- Born: August 17, 1958 (age 68) Kaduna, Nigeria
- Citizenship: Nigeria
- Education: Ahmadu Bello University (MSc) Abubakar Tafawa Balewa University (Ph.D)
- Children: 5
- Scientific career
- Fields: Agronomy

= Vincent Ado Tenebe =

Nigerian agronomist

Vincent Ado Tenebe (born 17 August 1958) is a Nigerian agronomist. He is the former vice chancellor of Taraba State University, Jalingo, and also the former vice chancellor of National Open University of Nigeria.

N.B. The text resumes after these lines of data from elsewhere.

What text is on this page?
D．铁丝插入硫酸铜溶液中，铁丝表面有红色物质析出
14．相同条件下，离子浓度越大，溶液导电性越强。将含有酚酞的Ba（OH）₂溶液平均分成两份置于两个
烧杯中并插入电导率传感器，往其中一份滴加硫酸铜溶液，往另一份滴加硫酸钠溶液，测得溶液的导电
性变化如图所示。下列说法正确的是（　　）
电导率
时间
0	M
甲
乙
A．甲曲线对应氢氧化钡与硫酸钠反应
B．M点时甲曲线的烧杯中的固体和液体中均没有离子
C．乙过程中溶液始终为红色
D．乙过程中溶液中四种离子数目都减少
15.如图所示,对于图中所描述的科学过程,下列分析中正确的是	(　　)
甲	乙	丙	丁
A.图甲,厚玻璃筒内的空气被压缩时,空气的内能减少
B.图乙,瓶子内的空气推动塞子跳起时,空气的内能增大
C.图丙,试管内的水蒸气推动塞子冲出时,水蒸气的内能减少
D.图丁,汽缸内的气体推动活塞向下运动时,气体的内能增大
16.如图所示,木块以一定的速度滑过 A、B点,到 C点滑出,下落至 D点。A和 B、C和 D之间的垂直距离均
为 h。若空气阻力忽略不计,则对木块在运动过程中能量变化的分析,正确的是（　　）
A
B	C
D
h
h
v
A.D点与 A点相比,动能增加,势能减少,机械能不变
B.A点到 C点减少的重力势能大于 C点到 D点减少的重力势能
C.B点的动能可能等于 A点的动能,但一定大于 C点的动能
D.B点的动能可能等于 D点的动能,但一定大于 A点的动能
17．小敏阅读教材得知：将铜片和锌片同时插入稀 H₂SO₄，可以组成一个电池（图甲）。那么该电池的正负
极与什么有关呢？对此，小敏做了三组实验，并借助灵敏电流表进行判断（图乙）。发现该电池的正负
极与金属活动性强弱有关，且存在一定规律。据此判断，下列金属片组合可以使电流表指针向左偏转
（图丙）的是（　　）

== Early life and education ==
He was born in Kaduna, Nigeria, on August 17, 1958. He obtained his Primary School Leaving Certificate from St. Patrick Primary school Maiduguri between 1965 and 1971. He obtained his West African School Certificate in 1976 from Government Secondary School, Yerwa, Maiduguri, Nigeria. He bagged his first degree, B.Sc. (Agric) cum laude, and second degree, M.Sc. in agronomy at Ahmadu Bello University, Zaria; and he earned his Ph.D. in agronomy at Abubakar Tafawa Balewa University, Bauchi.

== Career ==
Vincent Ado Tenebe started as a graduate assistant in 1984 at Abubakar Tafawa Balewa University. In 1988, he was made the head of the university farm. In 1995, he became the head of the department of Crop Production of the institution. In 2003, he became a professor of agronomy at the African University of Science and Technology, Bauchi.

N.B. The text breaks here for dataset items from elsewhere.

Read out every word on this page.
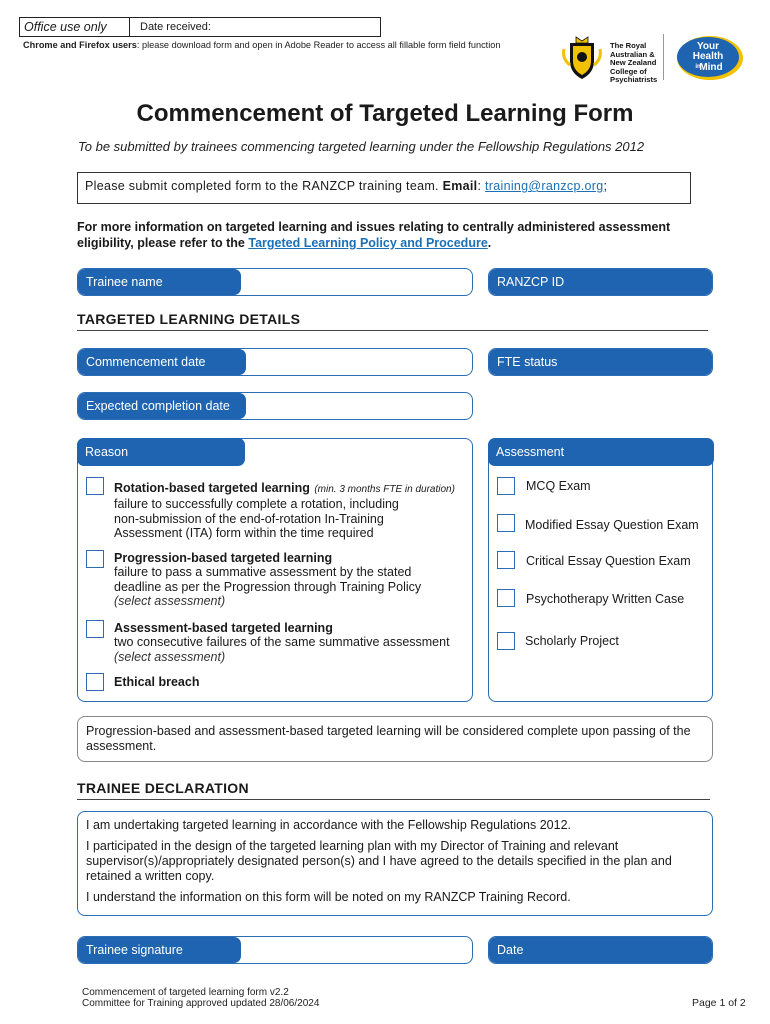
Office use only	Date received:
Chrome and Firefox users: please download form and open in Adobe Reader to access all fillable form field function	The Royal
Australian &
New Zealand
College of
Psychiatrists
Your
Health
in
Mind
Commencement of Targeted Learning Form
To be submitted by trainees commencing targeted learning under the Fellowship Regulations 2012
Please submit completed form to the RANZCP training team. Email: training@ranzcp.org;
For more information on targeted learning and issues relating to centrally administered assessment eligibility, please refer to the Targeted Learning Policy and Procedure.
Trainee name	RANZCP ID
TARGETED LEARNING DETAILS
Commencement date	FTE status
Expected completion date
Reason
Rotation-based targeted learning (min. 3 months FTE in duration)
failure to successfully complete a rotation, including
non-submission of the end-of-rotation In-Training
Assessment (ITA) form within the time required
Progression-based targeted learning
failure to pass a summative assessment by the stated
deadline as per the Progression through Training Policy
(select assessment)
Assessment-based targeted learning
two consecutive failures of the same summative assessment
(select assessment)
Ethical breach
Assessment
MCQ Exam
Modified Essay Question Exam
Critical Essay Question Exam
Psychotherapy Written Case
Scholarly Project
Progression-based and assessment-based targeted learning will be considered complete upon passing of the assessment.
TRAINEE DECLARATION

I am undertaking targeted learning in accordance with the Fellowship Regulations 2012.

I participated in the design of the targeted learning plan with my Director of Training and relevant supervisor(s)/appropriately designated person(s) and I have agreed to the details specified in the plan and retained a written copy.

I understand the information on this form will be noted on my RANZCP Training Record.

Trainee signature	Date
Commencement of targeted learning form v2.2
Committee for Training approved updated 28/06/2024	Page 1 of 2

== Administrative career ==
Vincent became deputy vice chancellor of National Open University on 7 March 2008. He became the second vice chancellor of National Open University of Nigeria, on October 14, 2010. In 2017, he became the vice chancellor of Taraba State University.

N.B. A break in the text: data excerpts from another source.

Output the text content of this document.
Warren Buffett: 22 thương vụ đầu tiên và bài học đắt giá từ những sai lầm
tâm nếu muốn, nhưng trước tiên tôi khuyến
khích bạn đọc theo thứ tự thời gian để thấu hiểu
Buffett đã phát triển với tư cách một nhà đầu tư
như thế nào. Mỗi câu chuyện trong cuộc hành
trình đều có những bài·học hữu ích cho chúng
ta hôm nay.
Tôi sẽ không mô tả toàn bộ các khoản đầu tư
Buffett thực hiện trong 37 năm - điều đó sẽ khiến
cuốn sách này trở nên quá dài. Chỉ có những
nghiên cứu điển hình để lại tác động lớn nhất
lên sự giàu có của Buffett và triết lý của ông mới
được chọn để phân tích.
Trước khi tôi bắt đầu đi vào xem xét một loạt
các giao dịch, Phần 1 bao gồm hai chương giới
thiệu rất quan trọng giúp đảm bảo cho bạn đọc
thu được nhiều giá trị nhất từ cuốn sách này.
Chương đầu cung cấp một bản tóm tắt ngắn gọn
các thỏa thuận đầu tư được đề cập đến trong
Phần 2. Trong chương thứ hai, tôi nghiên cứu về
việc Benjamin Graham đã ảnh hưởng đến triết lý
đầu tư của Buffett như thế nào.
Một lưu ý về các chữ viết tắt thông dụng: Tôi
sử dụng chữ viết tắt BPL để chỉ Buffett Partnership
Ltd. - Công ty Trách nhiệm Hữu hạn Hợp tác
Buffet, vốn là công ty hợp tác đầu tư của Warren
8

==Membership and fellowship ==
In 1986, he became a member of Agriculture Society of Nigeria (ASN) 1986. A year later, he became a member of Farm Management Association of Nigeria. In 2002, he became a Fellow of the Institute of Cost Management (FCM). In 2012, he became a Fellow of the National Institute for Education and Research (FNIER) and in the same year he became a Fellow of Nigeria Society for Experimental Biology (FNISEB). A year later, he became a Fellow of the Association of Nigerian Teachers (FASSONT). In 2014, he became a Fellow of the Chartered Institute of Human Capital Development of Nigeria and in 2015, he became a Fellow of Biotechnology Society of Nigeria (FBSN).